[quote=""lpetrich""]I have discovered several of them:
Flesch–Kincaid readability tests
Gunning fog index
Coleman–Liau index
Automated readability index
SMOG
Dale–Chall readability formula
Spache readability formula
Fry readability formula
They all use words per sentence, along with syllables or letters or long/unfamiliar/complex/difficult words per word.
That seems to me overly simplistic, because it does not involve some estimate of syntactical complexity. To see why that is a problem, let us consider these three sets of sentences.
- I watched the cat. She was eating her dinner.
- I watched the cat, and she was eating her dinner.
- I watched the cat, as she was eating her dinner.
Most readability indexes would make (2) and (3) equal or very close to equal, even though (2) and (3) are syntactically rather different. (2) is essentially (1) with the sentences each turned into co-equal clauses. (3) is different from the other two.
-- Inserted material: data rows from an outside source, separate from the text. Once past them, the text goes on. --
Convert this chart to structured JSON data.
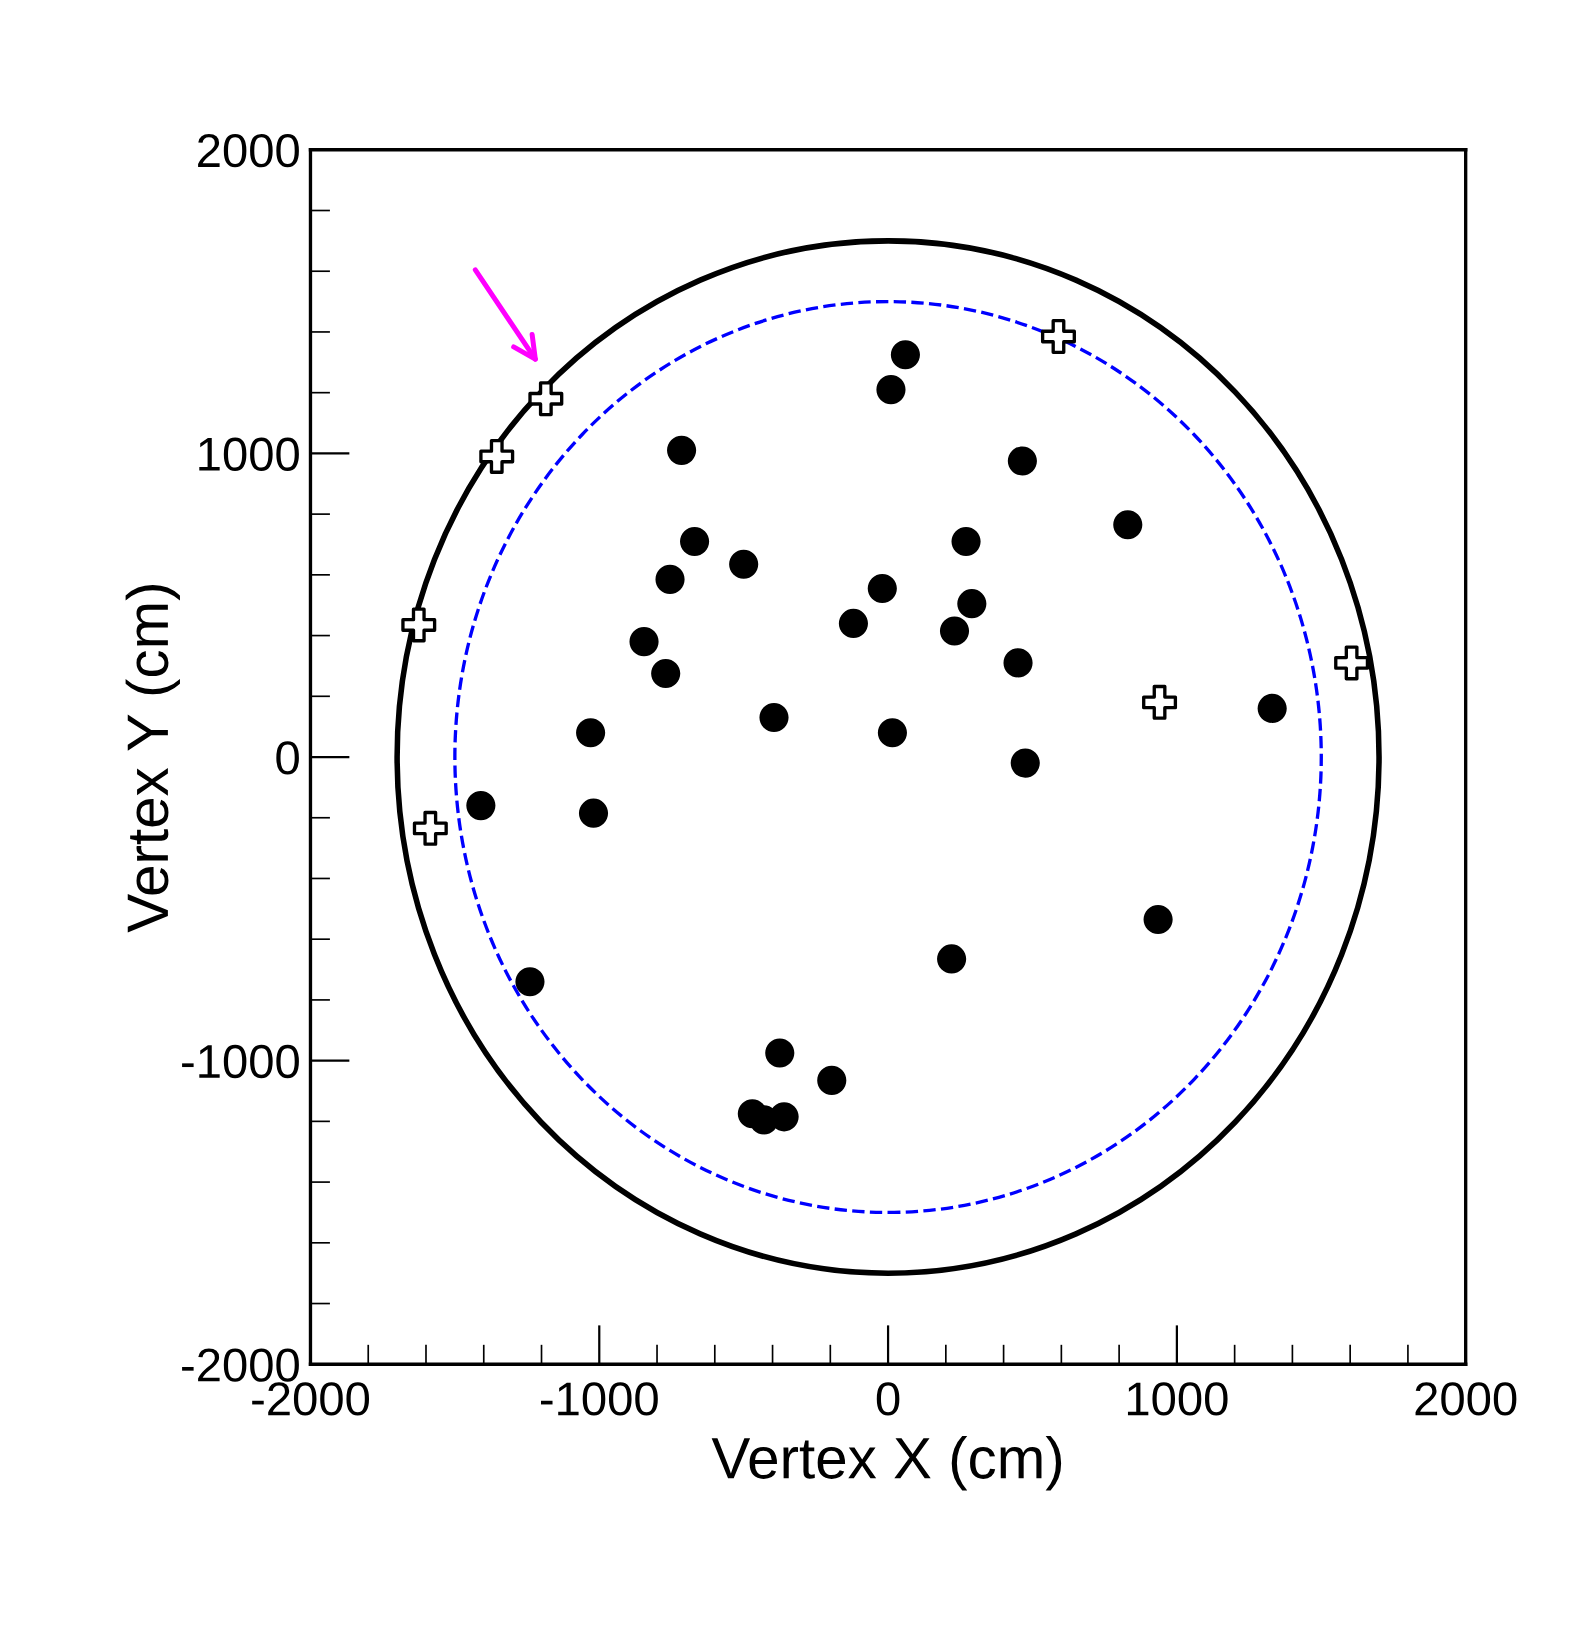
{
  "chart_data": {
    "type": "scatter",
    "xlabel": "Vertex X (cm)",
    "ylabel": "Vertex Y (cm)",
    "xlim": [
      -2000,
      2000
    ],
    "ylim": [
      -2000,
      2000
    ],
    "xticks": [
      -2000,
      -1000,
      0,
      1000,
      2000
    ],
    "yticks": [
      -2000,
      -1000,
      0,
      1000,
      2000
    ],
    "grid": false,
    "legend": false,
    "series": [
      {
        "color": "#000000",
        "marker": "circle",
        "x": [
          10,
          60,
          465,
          830,
          -715,
          -670,
          -755,
          -500,
          -845,
          -770,
          -120,
          -20,
          270,
          290,
          230,
          450,
          475,
          15,
          -395,
          -1030,
          -1020,
          -1410,
          1330,
          935,
          220,
          -1240,
          -375,
          -195,
          -470,
          -430,
          -360
        ],
        "values": [
          1210,
          1325,
          975,
          765,
          1010,
          710,
          585,
          635,
          380,
          275,
          440,
          555,
          710,
          505,
          415,
          310,
          -20,
          80,
          130,
          80,
          -185,
          -160,
          160,
          -535,
          -665,
          -740,
          -975,
          -1065,
          -1175,
          -1195,
          -1185
        ]
      },
      {
        "color": "#ffffff",
        "marker": "cross",
        "x": [
          -1185,
          -1355,
          -1625,
          590,
          940,
          1605,
          -1585
        ],
        "values": [
          1180,
          990,
          435,
          1385,
          180,
          310,
          -235
        ]
      }
    ]
  }
}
The second clause (she was eating her dinner) is turned into a modifier of the first clause (I watched the cat).
A complexity-based index would place (2) as not much more complex than (1) and (3) as significantly more complex than (1) or (2).
I went over to scholar.google.com to look for attempts to use syntactic complexity in readability testing, but I found only a few papers, and they did not state their results very clearly.[/quote]
I disagree. #1 is simpler than #2 because the period completes the first thought and then the second sentence builds upon that. You have less pending material to think about.
In the programming world this is very clear--our complexity measures definitely favor #1 over #2 or #3.
Also, look at books for young kids--#1 is definitely favored.